Pendleton was born in Cincinnati, Ohio. He was the son of Nathanael Greene Pendleton and attended the local schools and Cincinnati College and the University of Heidelberg in Germany. Pendleton studied law and was admitted to the bar in 1847 and commenced practice in Cincinnati. He married Alice Key, the daughter of Francis Scott Key.

He was a member of the Ohio Senate from 1854 to 1856. In 1854 he ran unsuccessfully for the Thirty-fourth United States Congress. Three years later he was elected as a Democrat to the Thirty-fifth Congress and also succeeded in being reelected to the three following Congresses (March 4, 1857 to March 4, 1865), but in 1864 he failed to be elected to the Thirty-ninth Congress. Pendleton was a noted antiwar Democrat.

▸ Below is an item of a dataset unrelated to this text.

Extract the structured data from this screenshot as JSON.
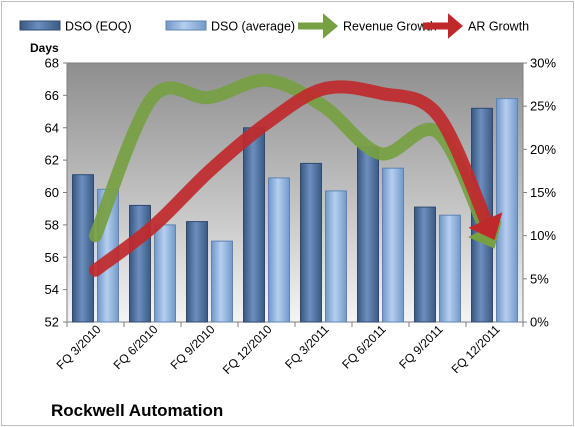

He was one of the managers appointed by the House of Representatives in 1862 to conduct the impeachment proceedings against West H. Humphreys, United States judge for several districts of Tennessee. He was a leader of the peace faction of the Democratic party, with close ties to the Copperheads. He voted against the Thirteenth Amendment to the United States Constitution, which outlawed slavery and involuntary servitude. He ran in the 1864 U.S. presidential elections for Vice President, together with George McClellan. Their opponents were Abraham Lincoln (President) and Andrew Johnson (nominee for Vice President). McClellan and Pendleton lost, receiving about 45% of the vote. Pendleton also failed to be elected to the Fortieth Congress and was an unsuccessful Democratic candidate for Governor of Ohio in 1869, losing to Rutherford B. Hayes.

In 1869 he became president of the Kentucky Central Railroad and kept this position until he was elected as a Democrat to the United States Senate in 1879. He served six years in the Senate from March 4, 1879, to March 3, 1885, but was unsuccessful in winning renomination. During this time, he sponsored the Pendleton Act of 1883 in response to the assassination of President James A. Garfield by Charles Guiteau. The Act helped put an end to the system of patronage that was in widespread use at the time.

From 1881 to 1885 he was Chairman of the Democratic Conference. He was appointed Envoy Extraordinary and Minister Plenipotentiary to Germany in 1885, and served until his death in Brussels, Belgium. He is interred in Spring Grove Cemetery, Cincinnati, Ohio.